あるのはただ、歳相応の少女の可愛らしさだけだった。
思えば、それからだったのだろう。
彼女を知り、彼女と共に過ごしていくうち、次第に彼女の存在に魅入られていったのは。
◆◆
「…くや、咲夜っ」
はっと顔を上げたその先には、むくれた顔でこちらを見上げる主の姿。
「貴女らしくもないわね。この私に二度も名前を呼ばせるなんて」
「っ…申し訳ございません」
「いいわ。それより紅茶の」
「スターボウブレーイク!!」
広々とした部屋は一瞬にして雷撃のような閃光と爆音に包まれる。
瀟洒な家具類は紙切れのように吹き飛び、突如出現した巨大な穴が壁の意味を一切の無に変えた。
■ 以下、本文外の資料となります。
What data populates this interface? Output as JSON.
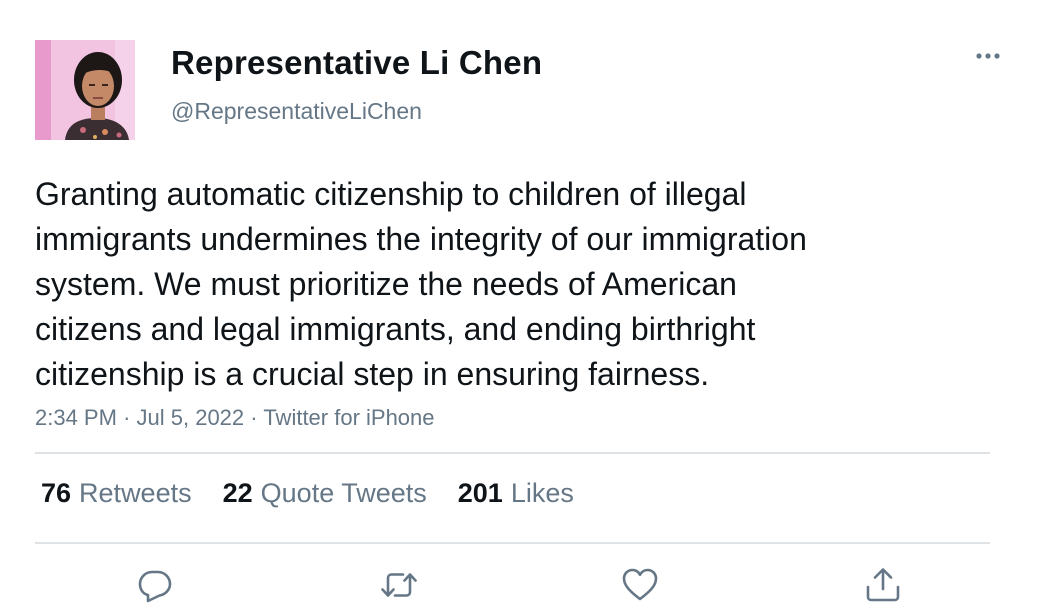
{
  "author": {
    "display_name": "Representative Li Chen",
    "handle": "@RepresentativeLiChen",
    "avatar_icon": "profile-photo"
  },
  "tweet": {
    "text_lines": [
      "Granting automatic citizenship to children of illegal",
      "immigrants undermines the integrity of our immigration",
      "system. We must prioritize the needs of American",
      "citizens and legal immigrants, and ending birthright",
      "citizenship is a crucial step in ensuring fairness."
    ],
    "time": "2:34 PM",
    "date": "Jul 5, 2022",
    "source": "Twitter for iPhone",
    "separator": "·"
  },
  "stats": {
    "retweets_count": "76",
    "retweets_label": "Retweets",
    "quotes_count": "22",
    "quotes_label": "Quote Tweets",
    "likes_count": "201",
    "likes_label": "Likes"
  },
  "actions": {
    "icons": [
      "reply-icon",
      "retweet-icon",
      "like-icon",
      "share-icon"
    ],
    "more_icon": "more-icon"
  },
  "colors": {
    "text_primary": "#0f1419",
    "text_secondary": "#657786",
    "divider": "#dfe3e6",
    "avatar_background": "#f4c6e4"
  }
}
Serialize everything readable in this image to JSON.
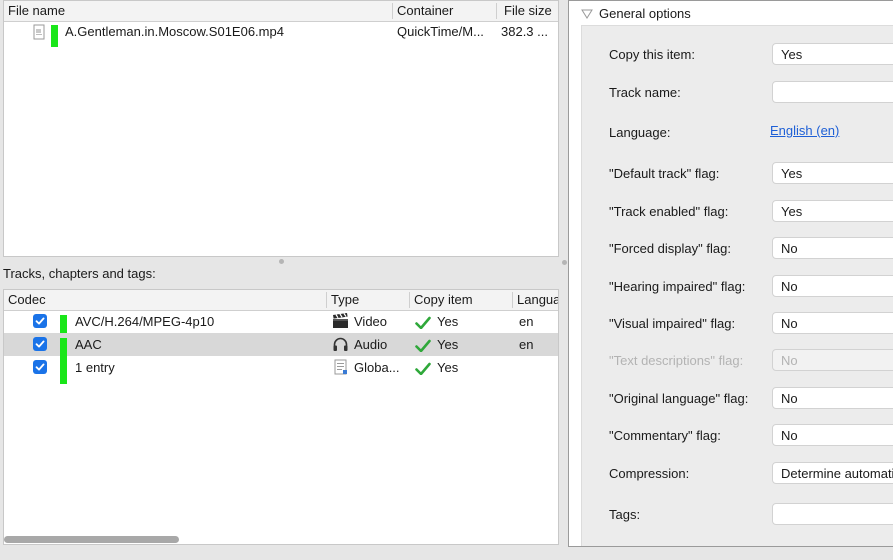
{
  "files": {
    "columns": [
      "File name",
      "Container",
      "File size"
    ],
    "rows": [
      {
        "name": "A.Gentleman.in.Moscow.S01E06.mp4",
        "container": "QuickTime/M...",
        "size": "382.3 ..."
      }
    ]
  },
  "tracks_label": "Tracks, chapters and tags:",
  "tracks": {
    "columns": [
      "Codec",
      "Type",
      "Copy item",
      "Langua"
    ],
    "rows": [
      {
        "codec": "AVC/H.264/MPEG-4p10",
        "type": "Video",
        "type_icon": "clapper-icon",
        "copy": "Yes",
        "language": "en",
        "checked": true,
        "selected": false
      },
      {
        "codec": "AAC",
        "type": "Audio",
        "type_icon": "headphones-icon",
        "copy": "Yes",
        "language": "en",
        "checked": true,
        "selected": true
      },
      {
        "codec": "1 entry",
        "type": "Globa...",
        "type_icon": "document-icon",
        "copy": "Yes",
        "language": "",
        "checked": true,
        "selected": false
      }
    ]
  },
  "options": {
    "section_title": "General options",
    "fields": {
      "copy_item": {
        "label": "Copy this item:",
        "value": "Yes"
      },
      "track_name": {
        "label": "Track name:",
        "value": ""
      },
      "language": {
        "label": "Language:",
        "value": "English (en)"
      },
      "default_track": {
        "label": "\"Default track\" flag:",
        "value": "Yes"
      },
      "track_enabled": {
        "label": "\"Track enabled\" flag:",
        "value": "Yes"
      },
      "forced_display": {
        "label": "\"Forced display\" flag:",
        "value": "No"
      },
      "hearing_impaired": {
        "label": "\"Hearing impaired\" flag:",
        "value": "No"
      },
      "visual_impaired": {
        "label": "\"Visual impaired\" flag:",
        "value": "No"
      },
      "text_descriptions": {
        "label": "\"Text descriptions\" flag:",
        "value": "No",
        "disabled": true
      },
      "original_language": {
        "label": "\"Original language\" flag:",
        "value": "No"
      },
      "commentary": {
        "label": "\"Commentary\" flag:",
        "value": "No"
      },
      "compression": {
        "label": "Compression:",
        "value": "Determine automatically"
      },
      "tags": {
        "label": "Tags:",
        "value": ""
      }
    }
  },
  "colors": {
    "track_indicator": "#19e619",
    "checkbox": "#1a73e8",
    "link": "#1d5fd6",
    "checkmark": "#2fa83a"
  }
}
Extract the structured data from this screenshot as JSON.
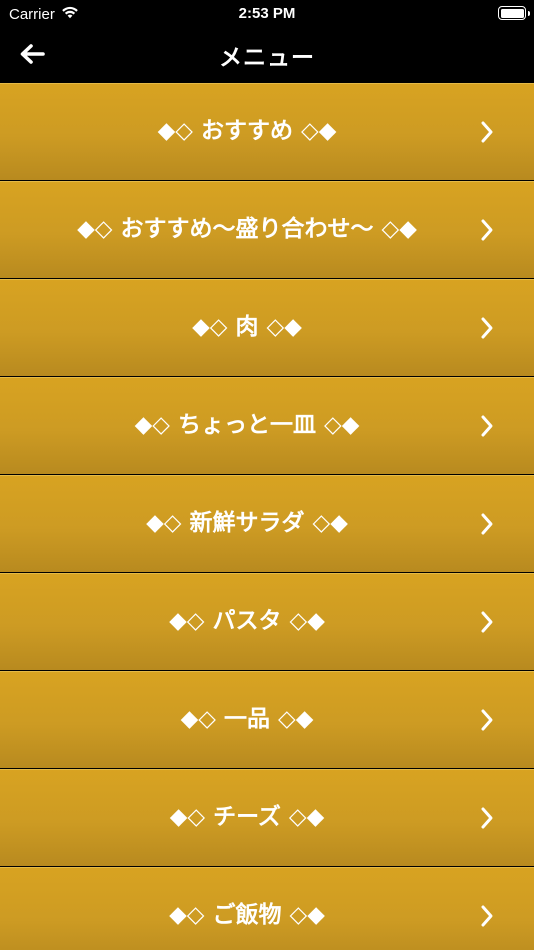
{
  "status_bar": {
    "carrier": "Carrier",
    "time": "2:53 PM",
    "battery_level": 1.0
  },
  "nav": {
    "title": "メニュー",
    "back_icon": "arrow-left-icon"
  },
  "menu": {
    "items": [
      {
        "label": "◆◇ おすすめ ◇◆"
      },
      {
        "label": "◆◇ おすすめ～盛り合わせ～ ◇◆"
      },
      {
        "label": "◆◇ 肉 ◇◆"
      },
      {
        "label": "◆◇ ちょっと一皿 ◇◆"
      },
      {
        "label": "◆◇ 新鮮サラダ ◇◆"
      },
      {
        "label": "◆◇ パスタ ◇◆"
      },
      {
        "label": "◆◇ 一品 ◇◆"
      },
      {
        "label": "◆◇ チーズ ◇◆"
      },
      {
        "label": "◆◇ ご飯物 ◇◆"
      }
    ],
    "chevron_icon": "chevron-right-icon"
  },
  "colors": {
    "background": "#000000",
    "item_gold": "#d1a023",
    "text": "#ffffff"
  }
}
爆煙の中を楽しげに飛び出したのは、フランドール・スカーレット。
冷静に結界の中で読書に勤しんでいた少女は、パチュリー・ノーレッジはいかにも重そうな本から目を離し、実妹を叱りつける主に代わって咲夜に用事を言いつける。
「紅茶のお替りをお願い。それからフランの分のカップも」
「かしこまりました、パチュリー様」
優雅に一礼した後、時を止めて一瞬で厨房まで移動すると、懐中時計を片手に手馴れた仕草で紅茶を準備し始める。
芸術的なまでに計算されたその手順は、あっという間に高級な香りを辺りに漂わせ始めた。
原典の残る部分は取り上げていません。